Anne Bennion and Alexander Woods, Department of Music
For my project, I learned and performed Bach Violin Sonata No. 2 in A minor on baroque violin and performed it in a community recital. In the Baroque era, the violin was strung with gut strings and played with a shorter, lighter bow. This instrument was ideal for the Baroque style of music which calls for quick articulations, and a more buoyant tone. But overtime the instrument evolved into the modern violin which has greater tension in steel strings tuned a half-step higher, and played with a longer, heavier bow. This allows the violin to produce a larger sound, but the increase in tension on the instrument requires a change in the musician’s technique. Twentieth century playing styles of long strokes and continuous vibrato, but performing baroque era music calls for different techniques.

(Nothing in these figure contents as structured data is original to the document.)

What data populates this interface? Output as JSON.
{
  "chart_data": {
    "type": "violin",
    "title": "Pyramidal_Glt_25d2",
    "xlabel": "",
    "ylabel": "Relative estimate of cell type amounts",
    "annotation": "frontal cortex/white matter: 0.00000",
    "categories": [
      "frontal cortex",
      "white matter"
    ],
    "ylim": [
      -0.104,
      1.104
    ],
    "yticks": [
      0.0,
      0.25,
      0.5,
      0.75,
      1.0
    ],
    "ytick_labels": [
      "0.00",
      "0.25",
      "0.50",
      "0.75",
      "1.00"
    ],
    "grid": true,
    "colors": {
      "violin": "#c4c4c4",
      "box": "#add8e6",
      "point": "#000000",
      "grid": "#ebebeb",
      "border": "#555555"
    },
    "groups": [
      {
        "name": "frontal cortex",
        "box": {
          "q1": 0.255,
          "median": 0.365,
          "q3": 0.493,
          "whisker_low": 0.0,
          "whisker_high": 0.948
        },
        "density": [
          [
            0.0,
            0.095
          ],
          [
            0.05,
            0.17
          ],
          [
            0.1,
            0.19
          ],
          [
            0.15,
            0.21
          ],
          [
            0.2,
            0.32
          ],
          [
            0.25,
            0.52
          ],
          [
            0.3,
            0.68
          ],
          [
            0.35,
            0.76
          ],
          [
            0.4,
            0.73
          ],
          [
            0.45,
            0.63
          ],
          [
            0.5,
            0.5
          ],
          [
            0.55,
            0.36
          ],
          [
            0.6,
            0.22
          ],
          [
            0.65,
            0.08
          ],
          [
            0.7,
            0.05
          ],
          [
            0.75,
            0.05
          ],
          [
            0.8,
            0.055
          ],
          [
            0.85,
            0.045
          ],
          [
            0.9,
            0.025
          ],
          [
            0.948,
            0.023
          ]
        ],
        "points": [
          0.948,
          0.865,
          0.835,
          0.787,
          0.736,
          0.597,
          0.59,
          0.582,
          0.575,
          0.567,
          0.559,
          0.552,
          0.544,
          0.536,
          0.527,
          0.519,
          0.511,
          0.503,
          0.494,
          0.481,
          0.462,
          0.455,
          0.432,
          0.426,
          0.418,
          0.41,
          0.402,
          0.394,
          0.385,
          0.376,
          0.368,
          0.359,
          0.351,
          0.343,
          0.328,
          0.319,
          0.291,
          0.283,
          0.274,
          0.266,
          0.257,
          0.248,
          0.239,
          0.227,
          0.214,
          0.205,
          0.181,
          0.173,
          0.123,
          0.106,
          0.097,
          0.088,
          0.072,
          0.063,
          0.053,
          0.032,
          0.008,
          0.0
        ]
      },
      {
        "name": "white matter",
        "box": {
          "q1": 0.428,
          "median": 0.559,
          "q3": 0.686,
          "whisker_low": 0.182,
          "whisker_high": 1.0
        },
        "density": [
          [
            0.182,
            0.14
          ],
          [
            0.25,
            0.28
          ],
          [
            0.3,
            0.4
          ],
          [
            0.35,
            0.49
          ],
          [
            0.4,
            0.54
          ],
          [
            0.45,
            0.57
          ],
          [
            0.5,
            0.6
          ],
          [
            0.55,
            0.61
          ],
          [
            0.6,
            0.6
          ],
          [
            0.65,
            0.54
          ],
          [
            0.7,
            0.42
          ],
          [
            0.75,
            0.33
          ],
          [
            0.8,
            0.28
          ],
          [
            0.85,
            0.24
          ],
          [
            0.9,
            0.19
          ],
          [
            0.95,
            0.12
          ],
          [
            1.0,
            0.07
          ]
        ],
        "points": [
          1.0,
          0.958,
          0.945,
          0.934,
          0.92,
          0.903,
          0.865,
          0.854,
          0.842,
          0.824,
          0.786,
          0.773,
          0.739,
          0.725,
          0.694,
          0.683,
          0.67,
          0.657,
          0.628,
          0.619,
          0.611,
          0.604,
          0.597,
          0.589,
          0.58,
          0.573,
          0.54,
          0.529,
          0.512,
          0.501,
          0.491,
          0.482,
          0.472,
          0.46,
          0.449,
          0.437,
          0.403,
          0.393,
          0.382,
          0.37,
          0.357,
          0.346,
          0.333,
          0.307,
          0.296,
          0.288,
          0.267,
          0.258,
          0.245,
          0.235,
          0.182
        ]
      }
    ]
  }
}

I studied with Alexander Woods throughout my project to learn these historical music techniques. This grant allowed me to travel to New York City to receive instruction from Julliard professor Robert Mealy and attended a Baroque concert in New York City. In this lesson, I learned that baroque playing is much more improvisational. Professor Mealy encouraged me to be fluid with my tempo and aim for the peaks of phrases. He also helped me find a deeper, richer core sound with the new style of bow by using a slower stroke. I then learned the sonata on a baroque violin with help from my mentor. I also rehearsed and performed Handel’s Messiah with the Baroque Ensemble and London- based choir Tenebrae. This experience helped me learn to lighten and quicken my articulations, I learned the proper style for trills, and when to sustain through phrases. My mentor performed with us and I learned a lot from observing and listening to his style of playing. I performed Handel’s Messiah in the Salt Lake Tabernacle with the Baroque Ensemble. This was a major highlight of my musical life. We were performing with incredible professional singers in a hall with excellent acoustics. We were well prepared and played our best. It was a very spiritual experience to perform such sacred music in a beautiful space for a large and appreciative audience.
Throughout the semester I practiced daily to prepare for my final performance of Bach Sonata No. 2 in A minor on Baroque violin. The learning curve was steep and sometimes frustrating. I felt like a beginner as I worked through squeaks and out of tune notes. This experience was spiritually rewarding because practicing felt like work that was refining my character. Bach is my favorite composer, and studying this piece in depth increased my love and appreciation for his genius.
Finally, I performed the sonata in a house concert for a large group of friends. This was also a big highlight for me because I could share my favorite music with my closest friends and neighbors. It was an intimate setting which seemed fitting for the style of Baroque music. I decided to record the sonata in our University studio so that I could remember the experience and share it with people who were unable to come to the recital.
Overall, this experience was very rewarding and enjoyable. It was very fulfilling to see the transformation that comes from persistent effort and expert instruction. I feel motivated to continue studying baroque violin and I plan to keep preparing to audition for the Historical Performance Master’s program at Julliard after I graduate. I feel very grateful for this grant, my
mentor, my family and friends and all those who helped me along the way to have this challenging and joyful experience.